Sto pięćdziesiąt tysięcy mieszkańców Częstochowy w nocy z czwartku na piątek zauważyło, że ich kaloryfery robią się co raz chłodniejsze. Pomimo zapewnień nie udało się awarii usunąć w ciągu kilku godzin. – Ten drugi dzień jest już troszeczkę gorszy. Jednak się ochładzają te mieszkania. Czekamy, aby kaloryfery jak najszybciej zostały włączone. Z tego, co wynika ma to być dziś wieczorem. No, zobaczymy, bo wczoraj też tak mówiono – mówi Danuta Bucholc, mieszkanka Częstochowy.
Kaloryfery pozostają zimne bo efekty pęknięcia głównego rurociągu przerosły wyobrażenia ciepłowników. – Okazało się, że wyciek wody był tak duży, że napełnianie od wczoraj od godziny 10 wieczorem trwa do dzisiaj i jeszcze nie jesteśmy w stanie zapełnić całego systemu – przyznaje Stanisław Słyż z Wydziału Zarządzania Kryzysowego w Częstochowie.

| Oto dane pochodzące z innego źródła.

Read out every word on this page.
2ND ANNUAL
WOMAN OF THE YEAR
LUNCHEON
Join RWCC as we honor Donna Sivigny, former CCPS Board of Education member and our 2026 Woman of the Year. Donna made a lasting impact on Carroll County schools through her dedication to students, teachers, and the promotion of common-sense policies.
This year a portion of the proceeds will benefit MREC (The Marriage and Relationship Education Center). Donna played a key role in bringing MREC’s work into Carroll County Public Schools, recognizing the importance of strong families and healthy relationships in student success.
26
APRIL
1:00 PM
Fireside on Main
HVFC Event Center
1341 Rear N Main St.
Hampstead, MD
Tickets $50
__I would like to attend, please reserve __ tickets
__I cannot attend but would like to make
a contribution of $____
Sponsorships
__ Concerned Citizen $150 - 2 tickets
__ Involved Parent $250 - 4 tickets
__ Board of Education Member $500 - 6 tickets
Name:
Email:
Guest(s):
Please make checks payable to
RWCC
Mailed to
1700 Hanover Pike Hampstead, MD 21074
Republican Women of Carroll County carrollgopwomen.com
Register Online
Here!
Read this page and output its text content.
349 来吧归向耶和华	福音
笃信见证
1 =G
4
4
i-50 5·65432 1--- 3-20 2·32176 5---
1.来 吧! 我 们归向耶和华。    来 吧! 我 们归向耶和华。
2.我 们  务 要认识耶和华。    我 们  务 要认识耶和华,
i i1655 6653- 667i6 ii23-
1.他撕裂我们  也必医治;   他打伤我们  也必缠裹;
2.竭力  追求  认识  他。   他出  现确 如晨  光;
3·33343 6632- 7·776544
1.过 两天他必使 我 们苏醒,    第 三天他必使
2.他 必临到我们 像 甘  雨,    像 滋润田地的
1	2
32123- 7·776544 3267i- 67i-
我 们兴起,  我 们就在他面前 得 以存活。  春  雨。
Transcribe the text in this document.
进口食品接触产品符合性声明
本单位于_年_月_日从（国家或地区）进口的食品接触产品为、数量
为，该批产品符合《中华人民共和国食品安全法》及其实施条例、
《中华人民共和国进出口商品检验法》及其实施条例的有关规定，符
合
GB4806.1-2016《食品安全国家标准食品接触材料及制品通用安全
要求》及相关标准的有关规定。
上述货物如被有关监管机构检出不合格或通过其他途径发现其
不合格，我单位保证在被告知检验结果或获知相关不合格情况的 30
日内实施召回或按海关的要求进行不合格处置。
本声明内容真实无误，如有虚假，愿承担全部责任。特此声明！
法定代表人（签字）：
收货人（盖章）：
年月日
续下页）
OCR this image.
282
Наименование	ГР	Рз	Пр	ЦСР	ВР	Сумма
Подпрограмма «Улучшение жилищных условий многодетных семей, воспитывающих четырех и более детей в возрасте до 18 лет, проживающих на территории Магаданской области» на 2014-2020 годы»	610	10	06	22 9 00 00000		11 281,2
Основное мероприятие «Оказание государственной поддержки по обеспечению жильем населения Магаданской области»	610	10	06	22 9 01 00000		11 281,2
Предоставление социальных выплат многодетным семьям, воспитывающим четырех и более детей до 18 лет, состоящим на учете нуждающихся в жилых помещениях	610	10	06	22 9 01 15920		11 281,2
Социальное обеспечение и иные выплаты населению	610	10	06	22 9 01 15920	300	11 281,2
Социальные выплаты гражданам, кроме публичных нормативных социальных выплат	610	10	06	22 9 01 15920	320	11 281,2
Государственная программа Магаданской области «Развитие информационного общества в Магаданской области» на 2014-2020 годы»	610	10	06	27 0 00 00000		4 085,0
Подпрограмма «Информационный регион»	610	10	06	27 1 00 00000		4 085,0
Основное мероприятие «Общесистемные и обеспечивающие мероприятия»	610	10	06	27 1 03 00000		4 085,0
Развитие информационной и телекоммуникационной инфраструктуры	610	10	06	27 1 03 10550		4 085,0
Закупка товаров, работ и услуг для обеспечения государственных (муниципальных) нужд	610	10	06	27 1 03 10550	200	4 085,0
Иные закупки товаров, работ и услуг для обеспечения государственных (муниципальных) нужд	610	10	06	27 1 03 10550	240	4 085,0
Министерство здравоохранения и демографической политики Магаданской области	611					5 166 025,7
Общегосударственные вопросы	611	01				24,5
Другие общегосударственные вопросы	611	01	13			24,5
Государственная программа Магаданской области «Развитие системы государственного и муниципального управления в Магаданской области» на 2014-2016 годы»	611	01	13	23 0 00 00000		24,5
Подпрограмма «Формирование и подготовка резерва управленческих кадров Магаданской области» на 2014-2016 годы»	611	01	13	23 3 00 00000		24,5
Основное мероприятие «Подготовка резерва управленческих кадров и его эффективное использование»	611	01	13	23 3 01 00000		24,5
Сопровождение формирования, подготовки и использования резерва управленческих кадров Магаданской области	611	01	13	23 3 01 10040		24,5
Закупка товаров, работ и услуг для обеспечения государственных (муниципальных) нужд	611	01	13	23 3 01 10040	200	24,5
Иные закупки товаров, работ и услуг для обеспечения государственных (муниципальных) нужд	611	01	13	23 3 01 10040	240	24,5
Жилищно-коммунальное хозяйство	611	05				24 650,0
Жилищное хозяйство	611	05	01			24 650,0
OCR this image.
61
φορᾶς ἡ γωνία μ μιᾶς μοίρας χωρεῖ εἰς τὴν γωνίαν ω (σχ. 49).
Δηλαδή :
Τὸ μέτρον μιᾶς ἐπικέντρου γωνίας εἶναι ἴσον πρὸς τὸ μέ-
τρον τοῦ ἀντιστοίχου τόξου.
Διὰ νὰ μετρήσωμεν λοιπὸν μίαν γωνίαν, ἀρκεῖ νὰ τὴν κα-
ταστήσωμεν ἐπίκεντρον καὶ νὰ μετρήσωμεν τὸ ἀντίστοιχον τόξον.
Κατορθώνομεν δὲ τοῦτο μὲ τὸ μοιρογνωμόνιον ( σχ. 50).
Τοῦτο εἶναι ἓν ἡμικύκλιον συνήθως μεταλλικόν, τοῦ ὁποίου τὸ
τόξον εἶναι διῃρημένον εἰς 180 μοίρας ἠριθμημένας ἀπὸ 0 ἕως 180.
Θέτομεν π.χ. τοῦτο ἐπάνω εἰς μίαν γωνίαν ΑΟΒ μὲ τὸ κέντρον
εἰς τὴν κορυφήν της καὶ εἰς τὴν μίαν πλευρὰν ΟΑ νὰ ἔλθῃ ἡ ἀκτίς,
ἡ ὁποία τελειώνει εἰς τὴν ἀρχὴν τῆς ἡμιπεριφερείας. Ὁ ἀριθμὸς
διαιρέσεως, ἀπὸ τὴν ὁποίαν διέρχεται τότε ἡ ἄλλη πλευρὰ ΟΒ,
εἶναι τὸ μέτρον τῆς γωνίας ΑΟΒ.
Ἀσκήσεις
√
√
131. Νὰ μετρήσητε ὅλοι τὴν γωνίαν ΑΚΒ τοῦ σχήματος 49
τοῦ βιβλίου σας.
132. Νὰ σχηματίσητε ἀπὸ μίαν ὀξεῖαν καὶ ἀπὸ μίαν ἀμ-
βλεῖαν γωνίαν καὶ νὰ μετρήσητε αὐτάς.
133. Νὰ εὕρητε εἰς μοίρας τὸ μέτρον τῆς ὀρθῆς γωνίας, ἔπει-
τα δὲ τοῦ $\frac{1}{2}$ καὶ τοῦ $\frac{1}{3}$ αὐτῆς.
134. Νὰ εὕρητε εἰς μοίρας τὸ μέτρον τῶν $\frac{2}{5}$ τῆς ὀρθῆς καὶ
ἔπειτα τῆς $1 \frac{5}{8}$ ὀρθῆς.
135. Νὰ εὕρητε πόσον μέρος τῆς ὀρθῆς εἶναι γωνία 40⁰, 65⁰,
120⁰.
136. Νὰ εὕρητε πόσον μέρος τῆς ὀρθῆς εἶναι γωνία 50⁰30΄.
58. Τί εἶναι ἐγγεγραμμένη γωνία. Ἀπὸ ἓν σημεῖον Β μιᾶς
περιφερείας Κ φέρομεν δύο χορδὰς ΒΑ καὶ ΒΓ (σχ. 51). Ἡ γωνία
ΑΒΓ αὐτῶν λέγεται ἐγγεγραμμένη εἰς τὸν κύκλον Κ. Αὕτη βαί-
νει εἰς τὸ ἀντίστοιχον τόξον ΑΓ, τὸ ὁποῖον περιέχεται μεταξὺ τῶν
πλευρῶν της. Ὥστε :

Ciepło zdążyło już wrócić do części mieszkań. Na razie dostawy zostały wznowione do 80 tysięcy mieszkań – to blisko połowa odciętych odbiorców. Reszta wciąż musi dogrzewać się własnymi sposobami. Bo spadek temperatury jest wyraźnie odczuwalny. – Zwykle w mieszkaniu jest dwadzieścia parę stopni, a teraz jest 10-12, a to spora różnica – stwierdza Józef Koryga.
Dużo większą cierpliwością muszą się wykazać mieszkańcy Częstochowskiej dzielnicy Zawodzie. W mieszkaniach dwóch tysięcy osób kaloryfery zaczną grzać najpóźniej w niedzielę. – Siedzę pod kołdrą, nos tylko wystawiam albo jak siedzę na krześle przy komputerze to też się okrywam kocami – mówi Sebastian Haszczyński. Niejednokrotnie i to okazuje się nie wystarczać.
Na walkę z niskimi temperaturami skutecznej metody, po prostu nie ma. Przekonują o tym przedstawiciele koncernu Fortum. – Na tego typu awarie ani my, ani żadne inne przedsiębiorstwo elektrociepłownicze, nie jesteśmy w stanie się przygotować. Co roku ponosimy spore nakłady na wymianę sieci oraz na modernizację węzłów – tłumaczy Piotr Górnik.
W mieście tak dużym jak Częstochowa – podobne awarie zdarzają się nawet kilkadziesiąt razy w roku. Ale rzadko kiedy jedna wyłącza ogrzewanie w prawie całym mieście.